Is the Minister aware that Passenger Focus is undertaking work on the use of sampling passenger experience where the station, the car park, the cleanliness of the train, luggage space, information and many other factors are taken into account in a statistically rigorous manner? That is much better than the crude measure of public performance, which can be easily abused both by operators and by Network Rail.
I am well aware of the points that the noble Lord makes. Indeed, it was thanks to research done by Passenger Focus that the passenger satisfaction indices that I mentioned in my initial Answer were included in the Southern franchise. Passenger Focus is doing similar work for us in respect of forthcoming rail franchises, and I intend to see that a wider range of passenger satisfaction targets are included in those franchises.
My noble friend is absolutely right. The punctuality figure now stands at more than 90 per cent in terms of the public performance measure, which is the best it has been since we started collecting these statistics. However, of course, “no complacency” are my middle names and I certainly do not regard that as high enough. We want to see it continuing to rise month by month and year by year. I point out that the public performance measure is for trains to be regarded as punctual if, in respect of long-distance trains they arrive within 10 minutes of their scheduled time and in respect of commuter trains they arrive within five minutes of their scheduled time. I do not think that most passengers regard that as absolutely punctual and we might have a more exacting target in the future.
My Lords, I speak from these Benches not as Leader of the Liberal Democrats but as one of the poor bloody infantry who has to use the Bedford to Brighton line to commute into London. This morning there was a fire on the line that stopped the cross-London service. Last night, inclement weather stopped the cross-London service. Previously we have had technical breakdowns, industrial disputes and a whole list of excuses from First Capital Connect. Is there not an urgent need to see whether this franchise is being served properly? I can assure the noble Lord that if he asked the commuters on that line, they would tell him very clearly, “Come back Thameslink, all is forgiven”.
My Lords, I am only too well aware of the substandard service that has been offered by First Capital Connect in recent months. This is a matter of acute concern to me and my department. However, I am the bearer of some modest glad tidings to the noble Lord. The drivers’ ballot on the pay settlement was held yesterday, which led to a decision to accept the pay settlement. The intention is that a full, normal service will be offered from Monday. I stress that that is the intention of the company. Of course, in the current weather conditions, other factors may come into play. However, the company is well aware of the concerns of the noble Lord and of those many others who have been severely inconvenienced in using this service in recent months, and is fully intent on improving that service rapidly.

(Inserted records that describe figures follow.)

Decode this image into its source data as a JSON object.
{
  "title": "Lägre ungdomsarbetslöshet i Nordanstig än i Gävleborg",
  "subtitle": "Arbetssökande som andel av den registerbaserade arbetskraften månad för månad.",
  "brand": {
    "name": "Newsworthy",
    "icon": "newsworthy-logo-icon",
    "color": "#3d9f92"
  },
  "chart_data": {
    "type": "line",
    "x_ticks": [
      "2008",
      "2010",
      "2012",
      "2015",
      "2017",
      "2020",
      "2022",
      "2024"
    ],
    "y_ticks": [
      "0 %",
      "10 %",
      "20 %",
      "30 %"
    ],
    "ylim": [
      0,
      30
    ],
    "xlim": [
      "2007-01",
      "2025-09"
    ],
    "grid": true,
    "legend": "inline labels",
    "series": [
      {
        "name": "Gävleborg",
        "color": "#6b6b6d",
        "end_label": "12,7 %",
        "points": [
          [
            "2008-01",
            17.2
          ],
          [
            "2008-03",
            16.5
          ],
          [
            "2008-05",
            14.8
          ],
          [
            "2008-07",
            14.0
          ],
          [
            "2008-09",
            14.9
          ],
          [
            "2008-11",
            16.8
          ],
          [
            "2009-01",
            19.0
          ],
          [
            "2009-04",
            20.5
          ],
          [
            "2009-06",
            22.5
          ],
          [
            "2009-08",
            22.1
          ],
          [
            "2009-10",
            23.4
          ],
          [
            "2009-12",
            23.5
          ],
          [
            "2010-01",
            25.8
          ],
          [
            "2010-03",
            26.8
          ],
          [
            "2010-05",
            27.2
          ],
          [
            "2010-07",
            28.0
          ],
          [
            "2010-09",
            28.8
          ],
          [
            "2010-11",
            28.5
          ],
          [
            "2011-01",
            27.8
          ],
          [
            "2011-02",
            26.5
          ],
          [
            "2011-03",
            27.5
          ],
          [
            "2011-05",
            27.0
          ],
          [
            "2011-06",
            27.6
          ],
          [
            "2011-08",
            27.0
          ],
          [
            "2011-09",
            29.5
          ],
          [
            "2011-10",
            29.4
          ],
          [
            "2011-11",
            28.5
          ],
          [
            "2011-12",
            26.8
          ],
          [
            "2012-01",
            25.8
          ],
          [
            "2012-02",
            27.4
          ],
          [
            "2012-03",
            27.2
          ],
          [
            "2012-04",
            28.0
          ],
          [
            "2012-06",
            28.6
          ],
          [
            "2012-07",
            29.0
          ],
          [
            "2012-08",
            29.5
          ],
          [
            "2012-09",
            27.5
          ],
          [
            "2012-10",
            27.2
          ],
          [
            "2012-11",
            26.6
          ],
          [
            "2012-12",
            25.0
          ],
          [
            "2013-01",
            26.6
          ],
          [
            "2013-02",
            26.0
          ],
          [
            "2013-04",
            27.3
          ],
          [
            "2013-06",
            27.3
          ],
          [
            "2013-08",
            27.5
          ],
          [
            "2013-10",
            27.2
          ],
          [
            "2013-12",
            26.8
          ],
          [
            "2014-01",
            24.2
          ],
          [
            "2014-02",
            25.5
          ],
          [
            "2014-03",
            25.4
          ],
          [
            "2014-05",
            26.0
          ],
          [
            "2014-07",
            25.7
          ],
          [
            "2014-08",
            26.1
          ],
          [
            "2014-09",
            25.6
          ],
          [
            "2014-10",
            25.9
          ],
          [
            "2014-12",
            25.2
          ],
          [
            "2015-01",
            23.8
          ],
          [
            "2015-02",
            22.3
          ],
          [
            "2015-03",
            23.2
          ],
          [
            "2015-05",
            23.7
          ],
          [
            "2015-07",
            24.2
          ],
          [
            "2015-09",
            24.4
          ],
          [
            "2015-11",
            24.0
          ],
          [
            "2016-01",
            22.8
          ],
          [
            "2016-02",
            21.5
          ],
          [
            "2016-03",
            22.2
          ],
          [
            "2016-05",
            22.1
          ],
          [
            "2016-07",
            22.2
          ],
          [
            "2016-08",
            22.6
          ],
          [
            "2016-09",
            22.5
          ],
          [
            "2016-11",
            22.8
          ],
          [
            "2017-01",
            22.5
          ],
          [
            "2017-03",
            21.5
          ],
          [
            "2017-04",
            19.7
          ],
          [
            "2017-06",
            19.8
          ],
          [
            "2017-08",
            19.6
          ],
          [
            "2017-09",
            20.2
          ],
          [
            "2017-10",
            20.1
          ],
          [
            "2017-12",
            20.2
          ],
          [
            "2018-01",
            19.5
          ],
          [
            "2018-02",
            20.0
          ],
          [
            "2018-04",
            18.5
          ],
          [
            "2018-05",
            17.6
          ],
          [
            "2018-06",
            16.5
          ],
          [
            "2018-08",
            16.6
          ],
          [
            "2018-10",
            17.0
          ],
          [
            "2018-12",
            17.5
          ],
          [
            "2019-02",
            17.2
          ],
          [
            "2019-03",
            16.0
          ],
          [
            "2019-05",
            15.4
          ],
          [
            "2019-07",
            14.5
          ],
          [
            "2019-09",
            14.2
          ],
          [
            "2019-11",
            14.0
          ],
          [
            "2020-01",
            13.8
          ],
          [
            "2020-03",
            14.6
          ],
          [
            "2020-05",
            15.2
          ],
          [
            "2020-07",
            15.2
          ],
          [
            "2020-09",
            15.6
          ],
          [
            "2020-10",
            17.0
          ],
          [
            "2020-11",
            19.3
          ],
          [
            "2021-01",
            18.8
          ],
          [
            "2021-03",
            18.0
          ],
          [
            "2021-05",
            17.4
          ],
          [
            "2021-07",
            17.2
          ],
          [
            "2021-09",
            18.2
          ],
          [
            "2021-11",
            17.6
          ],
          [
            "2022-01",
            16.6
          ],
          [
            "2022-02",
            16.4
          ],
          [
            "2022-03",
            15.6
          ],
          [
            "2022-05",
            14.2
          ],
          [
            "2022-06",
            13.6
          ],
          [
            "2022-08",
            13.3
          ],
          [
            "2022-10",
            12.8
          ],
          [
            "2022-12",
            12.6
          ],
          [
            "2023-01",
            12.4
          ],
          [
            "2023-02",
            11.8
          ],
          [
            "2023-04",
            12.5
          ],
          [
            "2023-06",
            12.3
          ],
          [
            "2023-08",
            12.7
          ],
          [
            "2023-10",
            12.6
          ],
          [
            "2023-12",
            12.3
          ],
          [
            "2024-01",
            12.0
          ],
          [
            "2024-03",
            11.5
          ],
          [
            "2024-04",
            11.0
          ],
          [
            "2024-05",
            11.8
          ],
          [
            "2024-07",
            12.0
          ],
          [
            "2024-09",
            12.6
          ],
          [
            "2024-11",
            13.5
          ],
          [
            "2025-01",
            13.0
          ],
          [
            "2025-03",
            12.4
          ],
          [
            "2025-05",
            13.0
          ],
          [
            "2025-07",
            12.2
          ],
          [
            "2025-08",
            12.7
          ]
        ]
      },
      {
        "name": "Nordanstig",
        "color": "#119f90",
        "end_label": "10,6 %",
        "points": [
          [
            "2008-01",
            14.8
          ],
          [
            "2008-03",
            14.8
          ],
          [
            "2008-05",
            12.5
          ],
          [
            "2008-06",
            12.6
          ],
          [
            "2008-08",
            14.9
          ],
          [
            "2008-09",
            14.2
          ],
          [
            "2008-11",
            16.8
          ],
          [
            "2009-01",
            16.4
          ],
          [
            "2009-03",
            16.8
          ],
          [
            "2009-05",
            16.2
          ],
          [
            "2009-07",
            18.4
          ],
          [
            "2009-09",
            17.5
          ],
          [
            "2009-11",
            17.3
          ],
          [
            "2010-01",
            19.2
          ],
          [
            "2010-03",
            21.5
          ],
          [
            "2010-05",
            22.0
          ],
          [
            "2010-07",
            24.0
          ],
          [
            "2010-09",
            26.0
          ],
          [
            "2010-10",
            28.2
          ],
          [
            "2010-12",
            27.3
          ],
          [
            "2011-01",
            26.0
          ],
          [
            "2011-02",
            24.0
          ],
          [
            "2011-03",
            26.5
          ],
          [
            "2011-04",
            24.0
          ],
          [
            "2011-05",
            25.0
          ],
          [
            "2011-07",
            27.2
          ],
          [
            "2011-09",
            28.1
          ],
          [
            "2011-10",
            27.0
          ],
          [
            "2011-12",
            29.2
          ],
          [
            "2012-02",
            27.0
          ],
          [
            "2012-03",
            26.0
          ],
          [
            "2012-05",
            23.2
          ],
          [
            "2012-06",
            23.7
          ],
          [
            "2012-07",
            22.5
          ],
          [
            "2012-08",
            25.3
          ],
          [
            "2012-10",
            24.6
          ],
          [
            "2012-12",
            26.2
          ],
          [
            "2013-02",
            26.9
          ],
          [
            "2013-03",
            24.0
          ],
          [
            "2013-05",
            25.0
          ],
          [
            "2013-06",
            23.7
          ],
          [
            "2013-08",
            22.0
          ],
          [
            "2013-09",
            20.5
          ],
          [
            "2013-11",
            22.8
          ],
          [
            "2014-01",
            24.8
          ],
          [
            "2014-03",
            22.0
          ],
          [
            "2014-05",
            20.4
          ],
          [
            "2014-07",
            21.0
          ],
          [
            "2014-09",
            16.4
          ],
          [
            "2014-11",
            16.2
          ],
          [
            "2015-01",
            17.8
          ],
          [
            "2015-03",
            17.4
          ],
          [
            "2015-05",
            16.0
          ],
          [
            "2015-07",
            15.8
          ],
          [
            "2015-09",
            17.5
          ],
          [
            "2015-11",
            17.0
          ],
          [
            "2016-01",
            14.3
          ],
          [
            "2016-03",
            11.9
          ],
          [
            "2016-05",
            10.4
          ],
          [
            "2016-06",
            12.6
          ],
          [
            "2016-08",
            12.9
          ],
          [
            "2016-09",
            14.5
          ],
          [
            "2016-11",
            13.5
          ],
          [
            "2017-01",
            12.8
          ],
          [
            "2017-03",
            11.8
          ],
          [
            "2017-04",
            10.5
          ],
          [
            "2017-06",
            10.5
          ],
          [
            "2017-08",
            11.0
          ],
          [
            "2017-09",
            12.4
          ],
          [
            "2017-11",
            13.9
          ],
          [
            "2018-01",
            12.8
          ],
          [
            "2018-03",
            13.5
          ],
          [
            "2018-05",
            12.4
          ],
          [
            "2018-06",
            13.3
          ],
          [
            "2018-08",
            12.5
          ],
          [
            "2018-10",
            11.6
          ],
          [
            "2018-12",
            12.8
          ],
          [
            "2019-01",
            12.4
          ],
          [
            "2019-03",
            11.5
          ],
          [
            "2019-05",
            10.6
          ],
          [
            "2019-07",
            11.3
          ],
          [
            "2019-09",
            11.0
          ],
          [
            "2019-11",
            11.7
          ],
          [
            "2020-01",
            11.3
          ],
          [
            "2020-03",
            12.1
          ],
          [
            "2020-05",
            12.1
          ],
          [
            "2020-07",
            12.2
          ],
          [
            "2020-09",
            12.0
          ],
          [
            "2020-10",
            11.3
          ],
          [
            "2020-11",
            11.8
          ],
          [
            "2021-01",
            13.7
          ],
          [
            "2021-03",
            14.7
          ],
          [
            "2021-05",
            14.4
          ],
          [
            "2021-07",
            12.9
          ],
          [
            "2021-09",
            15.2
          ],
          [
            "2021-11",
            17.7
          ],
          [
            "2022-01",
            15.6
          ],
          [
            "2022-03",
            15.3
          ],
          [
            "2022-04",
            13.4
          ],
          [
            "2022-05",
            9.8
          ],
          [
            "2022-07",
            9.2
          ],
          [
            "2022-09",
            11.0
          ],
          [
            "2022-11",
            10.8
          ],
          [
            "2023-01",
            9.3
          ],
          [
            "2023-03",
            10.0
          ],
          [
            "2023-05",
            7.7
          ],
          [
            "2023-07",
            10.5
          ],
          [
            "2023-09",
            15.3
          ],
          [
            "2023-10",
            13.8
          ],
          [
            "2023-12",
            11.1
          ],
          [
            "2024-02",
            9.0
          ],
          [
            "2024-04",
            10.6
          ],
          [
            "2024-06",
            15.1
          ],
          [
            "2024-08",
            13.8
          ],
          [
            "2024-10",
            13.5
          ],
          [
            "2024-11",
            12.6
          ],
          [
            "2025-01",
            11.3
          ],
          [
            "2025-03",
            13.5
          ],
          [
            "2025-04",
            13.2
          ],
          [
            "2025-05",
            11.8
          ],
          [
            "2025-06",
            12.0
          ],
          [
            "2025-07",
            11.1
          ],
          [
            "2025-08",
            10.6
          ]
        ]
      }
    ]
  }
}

The noble Baroness makes a very important point. Passenger information matters a great deal to passengers. We have seen the importance of that in recent days as services have had to be changed due to weather conditions. In the Southern railway franchise that I mentioned earlier, there is a requirement for improvements in passenger information, and that the passengers themselves should rate those improvements as satisfactory. I intend to incorporate similar requirements in future rail franchises.